Para ajudar a conseguir o dinheiro, Carla também começou a confeccionar canetinhas coloridas em formato de flor, vendidas na escola do filho e na rua. Em dois meses, ela conseguiu vender mil canetinhas e arrecadar R$ 5 mil, suficientes para custear, de início, toda a documentação necessária para a viagem, além do passaporte e visto. Ainda sobrou dinheiro para realizar um vídeo de apresentação de Bernardo como bailarino.

“Para mim, essa viagem também significa a realização de um sonho. Nunca imaginei ter um filho bailarino. Ele é o meu orgulho”, afirmou a mãe, que pretende acompanhá-lo na viagem.

Manicure faz vaquinha virtual e vende canetinhas para realizar sonho de filho bailarino
Foto: Marcos Ramos / Agência O Globo

Terceiro dos quatro filhos de Carla, o dom de Bernardo foi descoberto na Escola Municipal Rosa do Povo há cerca de dois anos numa mostra de dança das escolas públicas promovida pela 7ª Coordenadoria Regional de Educação (CRE) na Cidade das Artes, na Barra da Tijuca.

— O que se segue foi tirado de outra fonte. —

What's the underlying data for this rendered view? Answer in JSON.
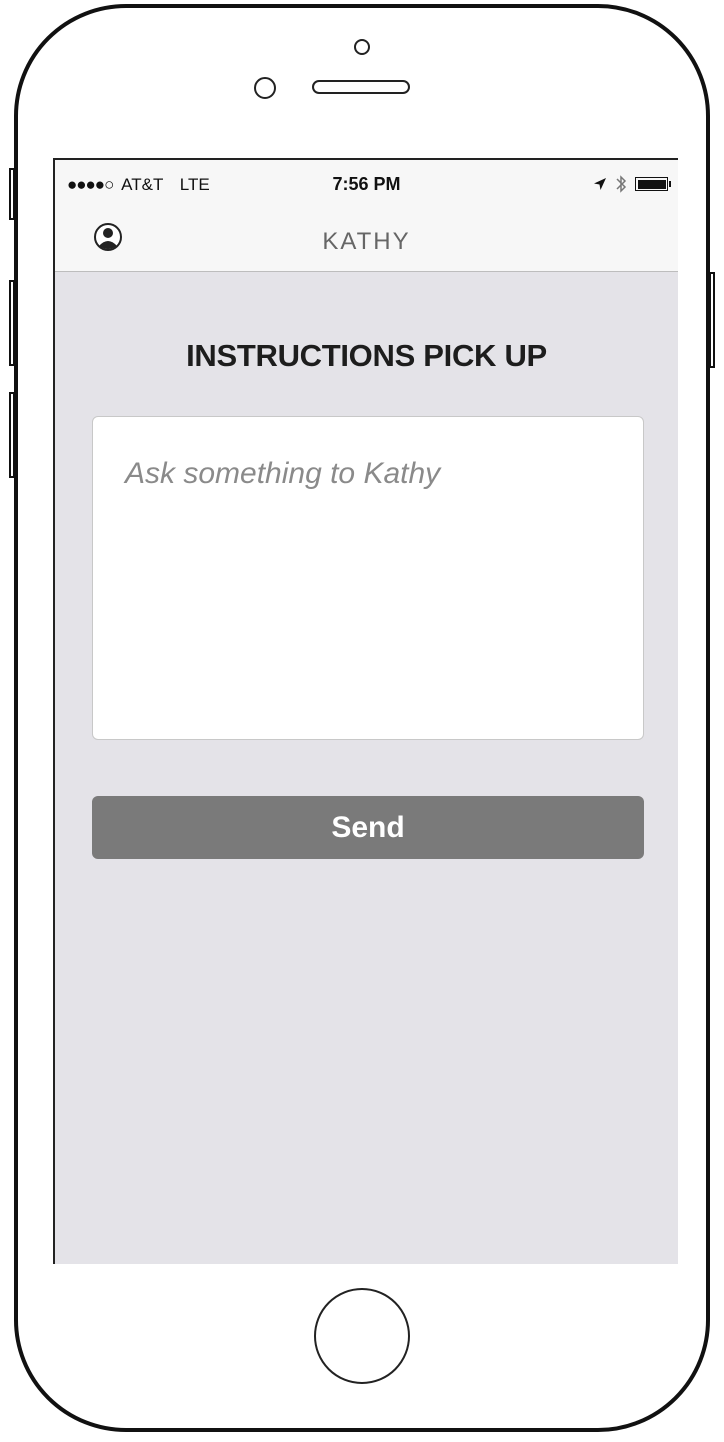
{
  "status_bar": {
    "signal": "●●●●○",
    "carrier": "AT&T",
    "network": "LTE",
    "time": "7:56 PM",
    "icons": [
      "location-arrow-icon",
      "bluetooth-icon",
      "battery-icon"
    ],
    "battery_level": 1.0
  },
  "navbar": {
    "title": "KATHY",
    "left_icon": "user-profile-icon"
  },
  "main": {
    "heading": "INSTRUCTIONS PICK UP",
    "message_placeholder": "Ask something to Kathy",
    "send_label": "Send"
  },
  "colors": {
    "screen_bg": "#e4e3e8",
    "button_bg": "#7a7a7a",
    "nav_bg": "#f7f7f7"
  }
}
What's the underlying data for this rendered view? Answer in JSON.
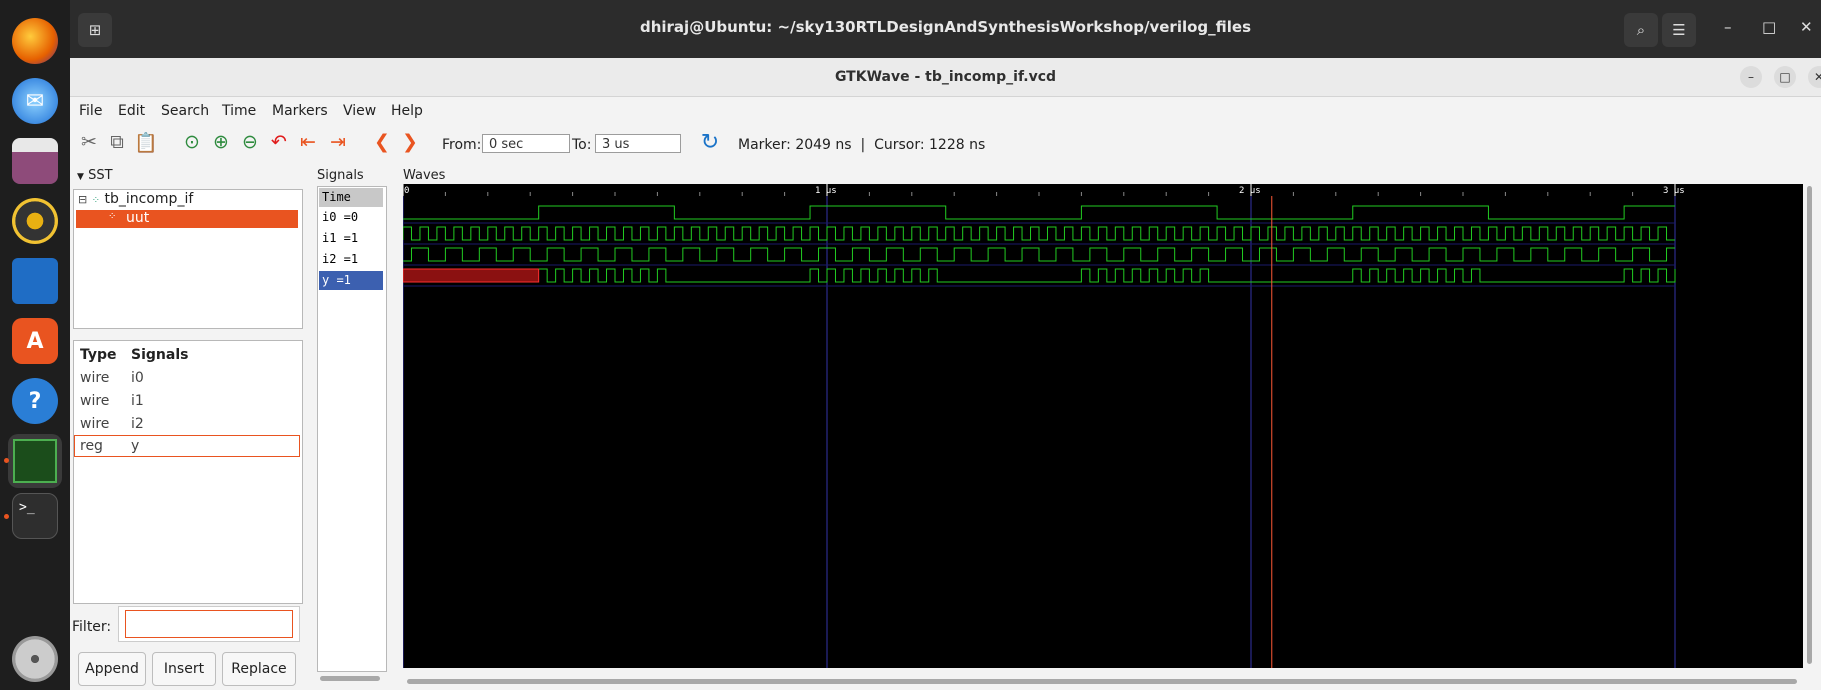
{
  "terminal": {
    "title": "dhiraj@Ubuntu: ~/sky130RTLDesignAndSynthesisWorkshop/verilog_files"
  },
  "window": {
    "title": "GTKWave - tb_incomp_if.vcd"
  },
  "menu": [
    "File",
    "Edit",
    "Search",
    "Time",
    "Markers",
    "View",
    "Help"
  ],
  "toolbar": {
    "from_label": "From:",
    "from_value": "0 sec",
    "to_label": "To:",
    "to_value": "3 us",
    "marker_text": "Marker: 2049 ns  |  Cursor: 1228 ns"
  },
  "sst": {
    "header": "SST",
    "tree": [
      {
        "label": "tb_incomp_if"
      },
      {
        "label": "uut"
      }
    ]
  },
  "signal_table": {
    "headers": {
      "type": "Type",
      "signals": "Signals"
    },
    "rows": [
      {
        "type": "wire",
        "name": "i0"
      },
      {
        "type": "wire",
        "name": "i1"
      },
      {
        "type": "wire",
        "name": "i2"
      },
      {
        "type": "reg",
        "name": "y"
      }
    ]
  },
  "filter": {
    "label": "Filter:",
    "value": ""
  },
  "buttons": {
    "append": "Append",
    "insert": "Insert",
    "replace": "Replace"
  },
  "signals_panel": {
    "header": "Signals",
    "rows": [
      {
        "label": "Time"
      },
      {
        "label": "i0 =0"
      },
      {
        "label": "i1 =1"
      },
      {
        "label": "i2 =1"
      },
      {
        "label": "y =1"
      }
    ]
  },
  "waves": {
    "header": "Waves",
    "time_range_ns": [
      0,
      3000
    ],
    "ticks": [
      {
        "t": 0,
        "label": "0"
      },
      {
        "t": 1000,
        "label": "1 us"
      },
      {
        "t": 2000,
        "label": "2 us"
      },
      {
        "t": 3000,
        "label": "3 us"
      }
    ],
    "marker_ns": 2049,
    "cursor_ns": 1228,
    "colors": {
      "wave": "#22cc22",
      "marker": "#ff5a36",
      "grid": "#3434a8",
      "undefined": "#8b1111",
      "undefined_border": "#ff3030"
    },
    "signals": [
      {
        "name": "i0",
        "period_ns": 640,
        "phase_ns": 320
      },
      {
        "name": "i1",
        "period_ns": 40,
        "phase_ns": 0
      },
      {
        "name": "i2",
        "period_ns": 80,
        "phase_ns": 20
      },
      {
        "name": "y",
        "undefined_until_ns": 320
      }
    ]
  }
}
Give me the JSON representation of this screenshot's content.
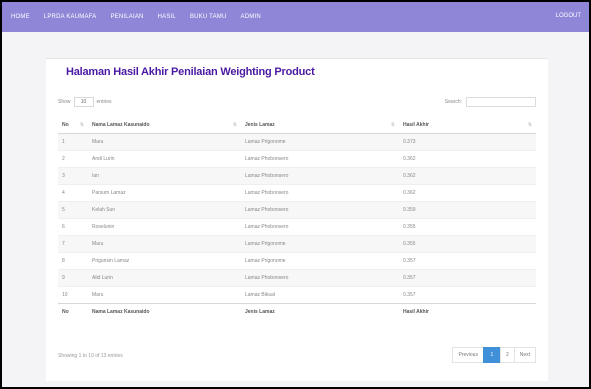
{
  "nav": {
    "items": [
      "HOME",
      "LPRDA KAUMAFA",
      "PENILAIAN",
      "HASIL",
      "BUKU TAMU",
      "ADMIN"
    ],
    "logout": "LOGOUT"
  },
  "page": {
    "title": "Halaman Hasil Akhir Penilaian Weighting Product"
  },
  "controls": {
    "show_label": "Show",
    "show_value": "10",
    "entries_label": "entries",
    "search_label": "Search:"
  },
  "table": {
    "headers": [
      "No",
      "Nama Lamaz Kasunaido",
      "Jenis Lamaz",
      "Hasil Akhir"
    ],
    "rows": [
      [
        "1",
        "Maru",
        "Lamaz Prigonome",
        "0.373"
      ],
      [
        "2",
        "Andi Lurin",
        "Lamaz Phobonsero",
        "0.362"
      ],
      [
        "3",
        "Ian",
        "Lamaz Phobonsero",
        "0.362"
      ],
      [
        "4",
        "Parsum Lamaz",
        "Lamaz Phobonsero",
        "0.362"
      ],
      [
        "5",
        "Kelah Sun",
        "Lamaz Phobonsero",
        "0.359"
      ],
      [
        "6",
        "Roselunin",
        "Lamaz Phobonsero",
        "0.355"
      ],
      [
        "7",
        "Maru",
        "Lamaz Prigonome",
        "0.355"
      ],
      [
        "8",
        "Prigunsin Lamaz",
        "Lamaz Prigonome",
        "0.357"
      ],
      [
        "9",
        "Alid Lurin",
        "Lamaz Phobonsero",
        "0.357"
      ],
      [
        "10",
        "Maru",
        "Lamaz Bikual",
        "0.357"
      ]
    ]
  },
  "footer": {
    "info": "Showing 1 to 10 of 13 entries",
    "prev": "Previous",
    "pages": [
      "1",
      "2"
    ],
    "active_page": "1",
    "next": "Next"
  }
}
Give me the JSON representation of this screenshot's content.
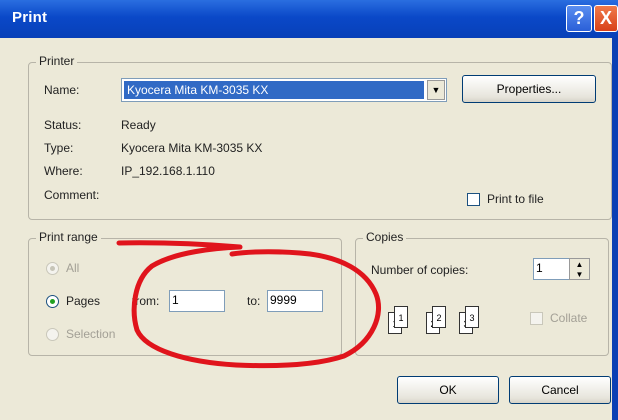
{
  "window": {
    "title": "Print",
    "help_glyph": "?",
    "close_glyph": "X"
  },
  "printer": {
    "legend": "Printer",
    "name_label": "Name:",
    "name_value": "Kyocera Mita KM-3035 KX",
    "properties_label": "Properties...",
    "status_label": "Status:",
    "status_value": "Ready",
    "type_label": "Type:",
    "type_value": "Kyocera Mita KM-3035 KX",
    "where_label": "Where:",
    "where_value": "IP_192.168.1.110",
    "comment_label": "Comment:",
    "print_to_file_label": "Print to file",
    "print_to_file_checked": false
  },
  "print_range": {
    "legend": "Print range",
    "all_label": "All",
    "pages_label": "Pages",
    "selection_label": "Selection",
    "selected": "Pages",
    "from_label": "from:",
    "from_value": "1",
    "to_label": "to:",
    "to_value": "9999"
  },
  "copies": {
    "legend": "Copies",
    "number_label": "Number of copies:",
    "number_value": "1",
    "collate_label": "Collate",
    "collate_checked": false,
    "collate_enabled": false,
    "page_icons": [
      "1",
      "1",
      "2",
      "2",
      "3",
      "3"
    ]
  },
  "buttons": {
    "ok": "OK",
    "cancel": "Cancel"
  },
  "annotation": {
    "color": "#e0141c"
  }
}
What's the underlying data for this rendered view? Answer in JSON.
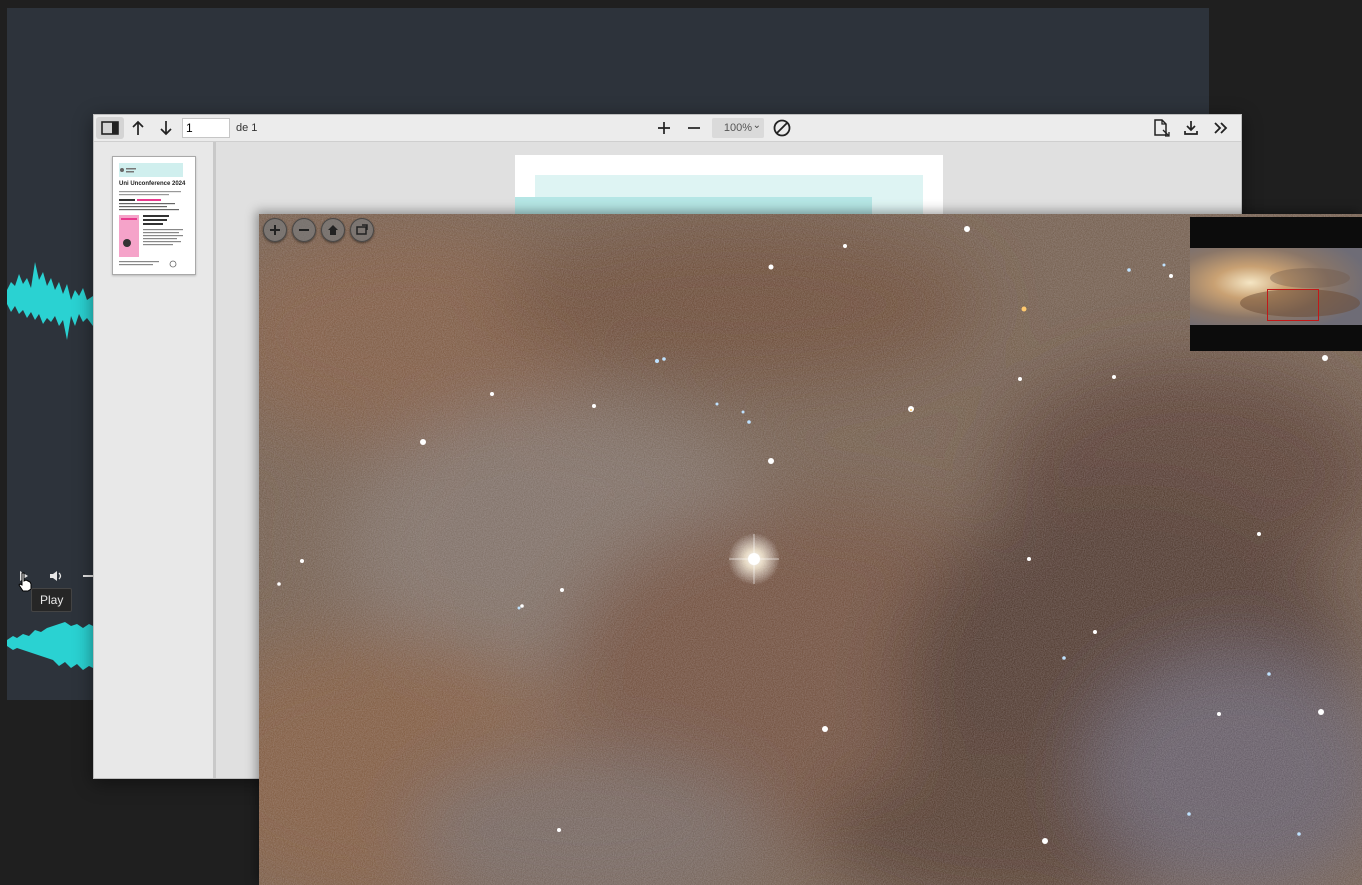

Alice Arja, diretora da escola de balé que leva o seu nome, na Taquara, estava no júri e ficou encantada com a performance do menino. Prontamente, ofereceu a Bernardo uma bolsa integral.

“Ele recusou na primeira vez que esteve aqui, porque disse que só tinha meninas. Duas semanas depois, ao ver na TV um aluno nosso pedindo apoio para ir para Miami, pediu para voltar. Bernardo tem talento artístico, boa condição física para a dança e é muito carismático”, elogia a Tia Alice, como é mais conhecida pelos alunos e seus pais.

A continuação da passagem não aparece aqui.